Les employés de la centrale nucléaire de Zaporijia ont été enlevés, torturés puis condamnés à de longues peines de prison pour « terrorisme » 7. D’autres ont été accusés de sabotage et détenus 8. Un travailleur s’est fait dire par des tortionnaires russes pendant les interrogatoires : « Pense à ce que tu peux faire pour rester en vie ». L’homme a perdu connaissance à plusieurs reprises à cause des nombreux coups, des strangulations et des chocs électriques. Des représentants de Rosatom — l’agence fédérale russe pour l’énergie atomique — se sont rendus complices des tortures selon plusieurs organisations 9 et Rosatom aurait installé des chambres de torture dans les sous-sols de la centrale.

Au-delà Zaporijia, la Russie a attaqué d’autres installations nucléaires en Ukraine. Lors des premiers jours de l’invasion en février 2022, les troupes russes ont occupé la zone d’exclusion de Tchernobyl. Soulevant de la poussière, leurs véhicules blindés ont provoqué des pics de radioactivité. Cette zone abrite l’unité 4, scellée sous un sarcophage de béton après sa destruction par l’explosion, ainsi que trois autres réacteurs à différents stades de déclassement — du combustible nucléaire usé et d’autres déchets de faible et de haute activité. À en juger par le saccage du site, il est peu probable que les envahisseurs nucléaires aient été conscients de l’héritage radioactif du site de Tchernobyl — ou alors, les stratèges militaires du Kremlin espéraient provoquer une catastrophe nucléaire. 

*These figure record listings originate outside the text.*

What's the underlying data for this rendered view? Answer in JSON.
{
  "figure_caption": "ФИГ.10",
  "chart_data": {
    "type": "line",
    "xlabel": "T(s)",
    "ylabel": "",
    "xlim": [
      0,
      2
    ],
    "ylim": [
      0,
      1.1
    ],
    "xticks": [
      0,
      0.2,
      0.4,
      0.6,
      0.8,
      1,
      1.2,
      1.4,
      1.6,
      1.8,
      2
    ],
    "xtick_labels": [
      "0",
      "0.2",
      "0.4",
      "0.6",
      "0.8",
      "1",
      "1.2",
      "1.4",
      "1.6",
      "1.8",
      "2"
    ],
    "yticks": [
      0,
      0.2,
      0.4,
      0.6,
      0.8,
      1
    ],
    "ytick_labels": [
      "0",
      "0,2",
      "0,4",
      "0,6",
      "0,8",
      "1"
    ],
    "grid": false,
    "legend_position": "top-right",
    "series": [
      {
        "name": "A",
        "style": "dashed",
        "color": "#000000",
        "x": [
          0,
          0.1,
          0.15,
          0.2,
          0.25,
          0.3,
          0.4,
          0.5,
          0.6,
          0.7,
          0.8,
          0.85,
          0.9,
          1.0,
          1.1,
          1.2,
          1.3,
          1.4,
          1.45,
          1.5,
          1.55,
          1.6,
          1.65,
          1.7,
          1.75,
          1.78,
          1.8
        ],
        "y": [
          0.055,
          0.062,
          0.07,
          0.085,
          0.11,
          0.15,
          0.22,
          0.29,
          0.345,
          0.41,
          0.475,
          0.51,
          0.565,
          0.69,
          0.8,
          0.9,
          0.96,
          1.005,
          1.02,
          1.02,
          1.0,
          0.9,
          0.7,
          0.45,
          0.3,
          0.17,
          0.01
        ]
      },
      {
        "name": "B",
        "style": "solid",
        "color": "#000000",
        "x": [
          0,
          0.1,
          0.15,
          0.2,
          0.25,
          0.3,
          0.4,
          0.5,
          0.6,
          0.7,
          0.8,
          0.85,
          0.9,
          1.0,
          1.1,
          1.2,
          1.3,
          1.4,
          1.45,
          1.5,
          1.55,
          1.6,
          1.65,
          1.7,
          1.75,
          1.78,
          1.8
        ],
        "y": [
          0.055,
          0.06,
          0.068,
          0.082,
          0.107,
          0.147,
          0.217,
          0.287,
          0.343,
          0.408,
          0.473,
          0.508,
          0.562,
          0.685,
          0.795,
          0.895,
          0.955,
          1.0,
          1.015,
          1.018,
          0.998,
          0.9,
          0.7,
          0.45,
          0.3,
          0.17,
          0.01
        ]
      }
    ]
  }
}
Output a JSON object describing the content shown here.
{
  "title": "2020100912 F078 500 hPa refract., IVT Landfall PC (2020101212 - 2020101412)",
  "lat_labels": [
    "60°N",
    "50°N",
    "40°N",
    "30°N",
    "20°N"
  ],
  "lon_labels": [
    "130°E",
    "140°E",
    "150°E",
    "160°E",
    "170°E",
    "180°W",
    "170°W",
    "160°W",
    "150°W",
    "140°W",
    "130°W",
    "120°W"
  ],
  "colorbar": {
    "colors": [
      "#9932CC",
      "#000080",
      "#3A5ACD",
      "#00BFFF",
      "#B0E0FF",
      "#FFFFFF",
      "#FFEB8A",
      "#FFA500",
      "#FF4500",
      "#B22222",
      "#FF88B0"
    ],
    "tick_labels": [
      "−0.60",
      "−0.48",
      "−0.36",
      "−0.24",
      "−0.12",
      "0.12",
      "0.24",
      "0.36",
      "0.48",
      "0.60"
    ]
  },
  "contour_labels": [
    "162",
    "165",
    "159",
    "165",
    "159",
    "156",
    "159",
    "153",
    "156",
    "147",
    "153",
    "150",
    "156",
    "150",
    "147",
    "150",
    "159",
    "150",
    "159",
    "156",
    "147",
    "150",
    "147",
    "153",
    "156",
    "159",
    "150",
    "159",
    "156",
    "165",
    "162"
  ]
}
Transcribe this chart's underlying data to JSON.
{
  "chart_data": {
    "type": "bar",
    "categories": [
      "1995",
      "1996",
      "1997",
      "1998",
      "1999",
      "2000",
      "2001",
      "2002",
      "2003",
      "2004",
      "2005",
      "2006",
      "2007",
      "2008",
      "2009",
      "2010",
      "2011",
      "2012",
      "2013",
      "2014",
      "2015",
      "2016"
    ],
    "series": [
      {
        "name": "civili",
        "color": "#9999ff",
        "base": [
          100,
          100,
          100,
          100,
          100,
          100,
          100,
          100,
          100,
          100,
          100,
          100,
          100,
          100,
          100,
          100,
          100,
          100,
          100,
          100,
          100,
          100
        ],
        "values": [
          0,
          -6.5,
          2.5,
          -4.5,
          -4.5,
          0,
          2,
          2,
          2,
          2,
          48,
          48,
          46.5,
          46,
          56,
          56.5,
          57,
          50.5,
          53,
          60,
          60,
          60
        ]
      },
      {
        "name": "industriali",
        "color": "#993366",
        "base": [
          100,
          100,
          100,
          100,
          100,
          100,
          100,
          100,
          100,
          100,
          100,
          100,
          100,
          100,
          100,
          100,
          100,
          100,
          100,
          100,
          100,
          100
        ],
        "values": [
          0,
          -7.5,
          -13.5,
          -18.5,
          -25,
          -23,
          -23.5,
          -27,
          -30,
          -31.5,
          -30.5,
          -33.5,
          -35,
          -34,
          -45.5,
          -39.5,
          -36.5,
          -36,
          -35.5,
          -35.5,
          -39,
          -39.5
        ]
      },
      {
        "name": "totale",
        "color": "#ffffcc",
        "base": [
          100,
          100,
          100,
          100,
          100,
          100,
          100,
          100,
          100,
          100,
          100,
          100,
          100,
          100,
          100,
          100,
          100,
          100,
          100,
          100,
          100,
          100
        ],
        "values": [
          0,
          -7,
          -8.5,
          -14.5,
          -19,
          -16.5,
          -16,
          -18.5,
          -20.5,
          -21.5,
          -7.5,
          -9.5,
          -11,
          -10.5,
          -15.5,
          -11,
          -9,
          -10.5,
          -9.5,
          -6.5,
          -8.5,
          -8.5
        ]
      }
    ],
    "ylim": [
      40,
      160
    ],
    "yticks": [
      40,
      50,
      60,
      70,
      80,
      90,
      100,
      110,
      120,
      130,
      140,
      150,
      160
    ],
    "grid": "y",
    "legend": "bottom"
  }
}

Les troupes russes ont également ciblé avec un missile une installation d’enfouissement de déchets radioactifs à Kiev et elles ont bombardé le célèbre Institut technique physique de Kharkiv 10. Le Groupe des régulateurs européens pour la sûreté nucléaire (ENSRG) a condamné l’agression militaire « non provoquée et injustifiée » de la Russie 11. Le gouvernement ukrainien n’a quant à lui pas hésité à qualifier les attaques russes de « terrorisme nucléaire » 12.

À en juger par le saccage du site, il est peu probable que les envahisseurs nucléaires aient été conscients de l’héritage radioactif du site de Tchernobyl — ou alors, les stratèges militaires du Kremlin espéraient provoquer une catastrophe nucléaire. 

Paul Josephson

Augmentant encore davantage les risques liés à la centrale nucléaire de Zaporijia, les troupes russes ont fait exploser, en juin 2023, le barrage de Kakhovka — un ouvrage long de trois kilomètres, situé sur le Dniepr — après avoir fait monter l’eau à un niveau record afin d’amplifier les inondations en aval. L’eau a inondé 80 villages et villes 13. Des produits pétrochimiques et des déchets urbains contenus dans l’eau ont été répandus en aval, créant des marécages toxiques et boueux, et jonchant les rives de cadavres, de bétail, d’animaux et de poissons.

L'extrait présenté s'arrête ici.